We understand from previous sections that, in order to map a forall array operation construct into pipelined code, we need sequences of array index values, say  $\langle 1, 2...n \rangle$  for a one dimensional array, to drive the body of the expression (E3 in Figure 3.6). One naive way to produce the sequence is to generate an array of index values and store this array somewhere in the instruction memory or in the array memory. These indices can then be produced in fully pipelined fashion very easily. However, in many programs for numerical computation, various sequences of array indices are used, and the efficient generation of those indices becomes very important. Let us study this problem through examples.

First let us study a very simple well-behaved forall construct as follow :

B : array[real] : = forall i in [1, m+1] construct

if 
$$i = 0|i = m + 1$$
 then A[i]  
else 0.5\*(A[i-1] + A[i+1])  
endif  
endall

We can map the above code to a fully pipelined data flow graph as shown in Figure 3.7. The sequence of element values of array A, i.e. A[1], A[2]...A[m+1] is presented at the input and fed into three T operators. Three sequences of boolean control values are generated and sent to the control inputs of the T cells.
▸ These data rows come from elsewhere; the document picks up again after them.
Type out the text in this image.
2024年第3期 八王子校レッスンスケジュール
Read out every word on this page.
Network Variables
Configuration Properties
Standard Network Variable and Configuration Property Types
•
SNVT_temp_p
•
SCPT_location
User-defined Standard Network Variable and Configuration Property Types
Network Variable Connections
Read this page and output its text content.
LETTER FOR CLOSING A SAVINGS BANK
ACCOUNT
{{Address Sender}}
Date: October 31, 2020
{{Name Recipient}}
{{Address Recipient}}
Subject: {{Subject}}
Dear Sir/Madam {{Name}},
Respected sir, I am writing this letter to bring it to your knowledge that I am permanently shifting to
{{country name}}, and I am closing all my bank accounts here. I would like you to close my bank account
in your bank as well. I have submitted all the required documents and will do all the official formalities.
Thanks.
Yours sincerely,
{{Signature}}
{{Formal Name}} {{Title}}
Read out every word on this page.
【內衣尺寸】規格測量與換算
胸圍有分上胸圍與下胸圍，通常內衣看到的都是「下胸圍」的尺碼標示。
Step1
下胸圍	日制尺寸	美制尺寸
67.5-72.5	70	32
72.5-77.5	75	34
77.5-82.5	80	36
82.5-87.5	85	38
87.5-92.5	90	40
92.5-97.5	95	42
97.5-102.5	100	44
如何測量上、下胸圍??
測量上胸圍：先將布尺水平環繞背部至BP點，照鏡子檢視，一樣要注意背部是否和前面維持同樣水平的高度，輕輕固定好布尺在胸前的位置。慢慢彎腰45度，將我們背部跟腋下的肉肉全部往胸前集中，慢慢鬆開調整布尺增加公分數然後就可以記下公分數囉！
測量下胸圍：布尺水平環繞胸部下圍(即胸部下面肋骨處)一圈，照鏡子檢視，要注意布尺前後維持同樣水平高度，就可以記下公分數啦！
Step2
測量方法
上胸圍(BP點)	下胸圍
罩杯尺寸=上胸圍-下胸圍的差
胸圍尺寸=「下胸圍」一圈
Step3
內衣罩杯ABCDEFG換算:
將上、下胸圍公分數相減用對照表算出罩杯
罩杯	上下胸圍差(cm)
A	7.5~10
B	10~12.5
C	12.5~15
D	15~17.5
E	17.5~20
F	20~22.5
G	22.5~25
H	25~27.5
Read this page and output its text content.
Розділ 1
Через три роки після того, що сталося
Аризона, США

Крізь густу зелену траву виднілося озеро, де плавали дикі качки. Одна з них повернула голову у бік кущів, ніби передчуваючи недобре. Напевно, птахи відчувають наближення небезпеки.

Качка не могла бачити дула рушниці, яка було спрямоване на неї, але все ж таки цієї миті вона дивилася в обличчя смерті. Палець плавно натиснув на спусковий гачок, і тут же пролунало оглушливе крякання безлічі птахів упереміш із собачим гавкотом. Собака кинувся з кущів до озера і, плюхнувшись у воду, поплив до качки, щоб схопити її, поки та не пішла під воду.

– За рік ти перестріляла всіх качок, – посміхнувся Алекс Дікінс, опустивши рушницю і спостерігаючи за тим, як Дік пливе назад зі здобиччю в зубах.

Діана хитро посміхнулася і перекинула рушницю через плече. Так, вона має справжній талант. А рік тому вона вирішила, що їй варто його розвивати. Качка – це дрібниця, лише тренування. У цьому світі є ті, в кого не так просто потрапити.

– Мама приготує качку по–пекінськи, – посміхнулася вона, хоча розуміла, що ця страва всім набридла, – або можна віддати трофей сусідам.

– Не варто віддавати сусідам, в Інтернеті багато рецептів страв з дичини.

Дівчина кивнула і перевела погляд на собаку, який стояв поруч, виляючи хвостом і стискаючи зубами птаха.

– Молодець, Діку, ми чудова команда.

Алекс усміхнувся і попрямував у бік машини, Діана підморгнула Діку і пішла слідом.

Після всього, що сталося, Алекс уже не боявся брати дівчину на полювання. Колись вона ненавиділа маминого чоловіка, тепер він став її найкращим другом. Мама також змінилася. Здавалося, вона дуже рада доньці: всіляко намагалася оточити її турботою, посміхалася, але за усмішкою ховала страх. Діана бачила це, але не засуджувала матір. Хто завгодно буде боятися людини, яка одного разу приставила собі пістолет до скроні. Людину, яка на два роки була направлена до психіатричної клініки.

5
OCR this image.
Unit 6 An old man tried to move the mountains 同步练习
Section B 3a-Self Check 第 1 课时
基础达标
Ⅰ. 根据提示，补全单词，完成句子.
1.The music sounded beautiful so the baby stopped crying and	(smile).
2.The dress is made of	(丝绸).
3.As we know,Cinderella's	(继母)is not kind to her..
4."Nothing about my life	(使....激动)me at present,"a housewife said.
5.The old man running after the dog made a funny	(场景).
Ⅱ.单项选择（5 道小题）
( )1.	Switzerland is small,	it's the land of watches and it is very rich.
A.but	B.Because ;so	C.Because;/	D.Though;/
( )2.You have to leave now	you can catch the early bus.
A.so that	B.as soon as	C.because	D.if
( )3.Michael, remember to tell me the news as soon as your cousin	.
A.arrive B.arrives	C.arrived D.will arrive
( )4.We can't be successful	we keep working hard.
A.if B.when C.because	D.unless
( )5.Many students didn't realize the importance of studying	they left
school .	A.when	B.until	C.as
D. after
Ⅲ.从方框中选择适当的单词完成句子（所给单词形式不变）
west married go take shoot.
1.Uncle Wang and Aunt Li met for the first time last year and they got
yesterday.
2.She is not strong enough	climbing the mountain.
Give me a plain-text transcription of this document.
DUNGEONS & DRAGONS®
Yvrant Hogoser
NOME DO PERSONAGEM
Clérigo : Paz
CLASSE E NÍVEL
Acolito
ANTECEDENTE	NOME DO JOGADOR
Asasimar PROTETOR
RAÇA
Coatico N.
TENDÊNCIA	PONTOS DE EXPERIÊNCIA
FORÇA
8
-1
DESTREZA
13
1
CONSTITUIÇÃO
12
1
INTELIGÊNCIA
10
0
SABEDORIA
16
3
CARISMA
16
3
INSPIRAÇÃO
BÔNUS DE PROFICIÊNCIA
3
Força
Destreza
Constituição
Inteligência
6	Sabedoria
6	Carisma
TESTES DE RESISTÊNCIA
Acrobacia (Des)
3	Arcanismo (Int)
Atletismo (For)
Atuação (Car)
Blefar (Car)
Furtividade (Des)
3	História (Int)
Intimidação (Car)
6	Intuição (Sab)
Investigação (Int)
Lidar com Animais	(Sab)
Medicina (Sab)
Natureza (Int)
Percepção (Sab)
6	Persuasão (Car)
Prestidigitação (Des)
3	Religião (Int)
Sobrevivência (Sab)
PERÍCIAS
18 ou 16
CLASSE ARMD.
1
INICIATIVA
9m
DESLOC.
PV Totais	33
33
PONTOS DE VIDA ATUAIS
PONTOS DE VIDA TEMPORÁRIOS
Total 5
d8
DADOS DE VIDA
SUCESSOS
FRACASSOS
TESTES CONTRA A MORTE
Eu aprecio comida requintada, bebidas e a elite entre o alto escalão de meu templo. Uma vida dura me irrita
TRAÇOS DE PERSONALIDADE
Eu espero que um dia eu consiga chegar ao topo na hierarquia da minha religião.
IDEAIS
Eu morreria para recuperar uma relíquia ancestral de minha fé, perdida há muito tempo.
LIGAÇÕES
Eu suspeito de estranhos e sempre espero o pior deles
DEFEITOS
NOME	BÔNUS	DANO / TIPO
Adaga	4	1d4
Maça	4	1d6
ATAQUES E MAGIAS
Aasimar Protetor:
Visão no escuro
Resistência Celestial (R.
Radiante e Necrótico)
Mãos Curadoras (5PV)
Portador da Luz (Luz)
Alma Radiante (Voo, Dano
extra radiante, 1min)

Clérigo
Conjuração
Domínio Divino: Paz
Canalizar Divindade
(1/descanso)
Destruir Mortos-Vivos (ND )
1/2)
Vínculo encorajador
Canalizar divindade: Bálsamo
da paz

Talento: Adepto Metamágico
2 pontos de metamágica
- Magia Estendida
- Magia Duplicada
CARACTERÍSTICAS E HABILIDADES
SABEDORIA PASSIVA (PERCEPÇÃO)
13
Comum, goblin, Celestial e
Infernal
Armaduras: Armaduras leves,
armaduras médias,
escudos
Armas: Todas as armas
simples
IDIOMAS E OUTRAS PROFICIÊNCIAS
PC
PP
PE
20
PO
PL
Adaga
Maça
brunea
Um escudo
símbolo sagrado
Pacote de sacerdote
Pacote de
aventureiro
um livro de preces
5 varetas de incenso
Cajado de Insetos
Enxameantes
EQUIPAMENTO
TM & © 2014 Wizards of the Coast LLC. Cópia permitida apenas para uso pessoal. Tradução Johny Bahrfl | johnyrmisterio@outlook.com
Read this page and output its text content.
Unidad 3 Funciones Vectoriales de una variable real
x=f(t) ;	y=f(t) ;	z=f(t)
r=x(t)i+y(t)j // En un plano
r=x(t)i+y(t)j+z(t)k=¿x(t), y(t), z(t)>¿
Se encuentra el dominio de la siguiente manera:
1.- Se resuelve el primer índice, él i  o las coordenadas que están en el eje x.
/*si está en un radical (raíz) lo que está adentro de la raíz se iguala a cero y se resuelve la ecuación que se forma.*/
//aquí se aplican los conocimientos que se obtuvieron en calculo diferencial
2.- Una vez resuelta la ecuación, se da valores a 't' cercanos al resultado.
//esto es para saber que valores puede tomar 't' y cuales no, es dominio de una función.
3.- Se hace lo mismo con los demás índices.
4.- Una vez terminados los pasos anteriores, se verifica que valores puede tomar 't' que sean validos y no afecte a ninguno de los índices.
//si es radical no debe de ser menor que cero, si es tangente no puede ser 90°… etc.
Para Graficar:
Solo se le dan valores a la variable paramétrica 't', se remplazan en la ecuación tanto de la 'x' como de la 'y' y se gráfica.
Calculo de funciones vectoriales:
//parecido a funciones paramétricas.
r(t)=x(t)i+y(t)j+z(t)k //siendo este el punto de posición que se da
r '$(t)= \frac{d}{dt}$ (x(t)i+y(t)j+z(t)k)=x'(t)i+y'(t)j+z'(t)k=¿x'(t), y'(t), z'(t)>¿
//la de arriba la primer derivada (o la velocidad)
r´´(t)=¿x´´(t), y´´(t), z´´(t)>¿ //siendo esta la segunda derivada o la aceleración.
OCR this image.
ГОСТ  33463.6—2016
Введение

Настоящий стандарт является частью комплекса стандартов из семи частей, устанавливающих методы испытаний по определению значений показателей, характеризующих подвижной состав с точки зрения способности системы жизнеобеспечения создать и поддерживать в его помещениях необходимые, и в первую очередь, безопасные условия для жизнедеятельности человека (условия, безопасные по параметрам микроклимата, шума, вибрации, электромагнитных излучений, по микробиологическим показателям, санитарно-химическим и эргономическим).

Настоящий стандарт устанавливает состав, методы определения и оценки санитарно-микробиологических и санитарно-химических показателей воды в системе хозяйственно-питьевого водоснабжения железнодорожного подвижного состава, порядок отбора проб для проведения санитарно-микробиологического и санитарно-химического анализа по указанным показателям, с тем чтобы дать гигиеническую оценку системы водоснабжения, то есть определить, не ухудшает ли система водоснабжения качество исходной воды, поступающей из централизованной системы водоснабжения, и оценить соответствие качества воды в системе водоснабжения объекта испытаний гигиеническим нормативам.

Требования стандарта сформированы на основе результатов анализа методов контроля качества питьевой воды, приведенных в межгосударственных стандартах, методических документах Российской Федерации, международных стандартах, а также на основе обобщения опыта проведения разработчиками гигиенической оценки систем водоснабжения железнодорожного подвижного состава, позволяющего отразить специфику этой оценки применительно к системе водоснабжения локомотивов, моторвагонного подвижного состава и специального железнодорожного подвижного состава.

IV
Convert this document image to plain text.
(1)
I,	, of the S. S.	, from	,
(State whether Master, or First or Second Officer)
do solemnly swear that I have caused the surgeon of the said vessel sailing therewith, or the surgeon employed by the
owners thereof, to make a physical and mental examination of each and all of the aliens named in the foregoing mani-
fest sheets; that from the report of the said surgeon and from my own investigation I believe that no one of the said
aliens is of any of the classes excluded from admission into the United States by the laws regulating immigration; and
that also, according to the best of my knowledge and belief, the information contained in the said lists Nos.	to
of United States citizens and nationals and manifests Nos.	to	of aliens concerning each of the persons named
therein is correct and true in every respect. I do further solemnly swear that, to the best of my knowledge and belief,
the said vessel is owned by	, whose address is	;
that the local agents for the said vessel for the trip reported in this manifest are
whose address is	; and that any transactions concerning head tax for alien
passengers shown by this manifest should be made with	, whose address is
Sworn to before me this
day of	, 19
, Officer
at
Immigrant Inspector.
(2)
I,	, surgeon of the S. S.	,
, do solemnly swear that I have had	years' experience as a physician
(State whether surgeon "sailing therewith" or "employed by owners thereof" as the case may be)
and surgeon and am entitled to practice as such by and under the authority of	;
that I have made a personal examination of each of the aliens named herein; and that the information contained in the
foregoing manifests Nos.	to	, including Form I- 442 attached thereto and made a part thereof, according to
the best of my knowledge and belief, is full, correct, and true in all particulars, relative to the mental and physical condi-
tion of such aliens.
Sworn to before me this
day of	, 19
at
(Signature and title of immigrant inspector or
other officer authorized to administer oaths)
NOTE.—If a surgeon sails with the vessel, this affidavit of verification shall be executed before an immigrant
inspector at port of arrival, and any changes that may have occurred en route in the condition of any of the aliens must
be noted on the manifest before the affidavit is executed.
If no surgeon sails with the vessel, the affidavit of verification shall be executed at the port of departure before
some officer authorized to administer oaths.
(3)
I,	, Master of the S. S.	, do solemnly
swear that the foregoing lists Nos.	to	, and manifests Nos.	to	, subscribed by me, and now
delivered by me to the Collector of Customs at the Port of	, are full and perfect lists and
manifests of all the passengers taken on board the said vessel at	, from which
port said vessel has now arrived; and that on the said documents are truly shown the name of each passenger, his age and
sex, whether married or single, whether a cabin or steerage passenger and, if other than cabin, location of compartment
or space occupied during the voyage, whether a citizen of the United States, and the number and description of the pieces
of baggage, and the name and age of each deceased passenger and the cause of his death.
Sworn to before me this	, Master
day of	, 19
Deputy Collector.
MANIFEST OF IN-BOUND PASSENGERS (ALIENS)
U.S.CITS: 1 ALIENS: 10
The result values which come out from the T cells as follows :

result

|    | · · · · · |                    |
|----|-----------|--------------------|
| #1 | TTFF      | A[0], A[1],,A[m-1] |
| #2 | FFTT      | A[2],A[3],A[m+1]   |
| #3 | TFFT      | A[0], A[m+1]       |

control input

T cell number

These are just the right sequences of values which the forall body should consume.

The final construction of the result array is done through the merge gate. The control unit also provides a sequence of boolean values to the merge gate so that the array elements are produced in the right order. To balance the graph several FIFOs are inserted as shown in the figure. The implementation of FIFOs will be discussed later.



- 62 -

Now we can proceed to deal with more sophisticated examples which involve multi-dimensional arrays. Let us examine an interesting example which first appeared in section 1.4. For convenience, we reproduce the program here :

B : array[array[real]] :=

forall i in [1, m+1], j in [1, n+1] construct if i = 0|i = m + 1|j = 0 |j = n + 1 then A[i,j] else 0.25\* (A[i,j-1] + A[i,j+1] + A[i-1,j] + A[i+1,j]) endif

endall

Each element of the new array B[i,j] is computed from the elements of array A in the four adjacent positions except at the boundary. Figure 3.8 shows the machine code for the program which computes row i of array B where  $1 \le i \le m$ . Note that this code is similar to the code in Figure 3.7, except that the three input arcs are driven by different streams of values, *i.e.*, row i-1, i and i+1 of A.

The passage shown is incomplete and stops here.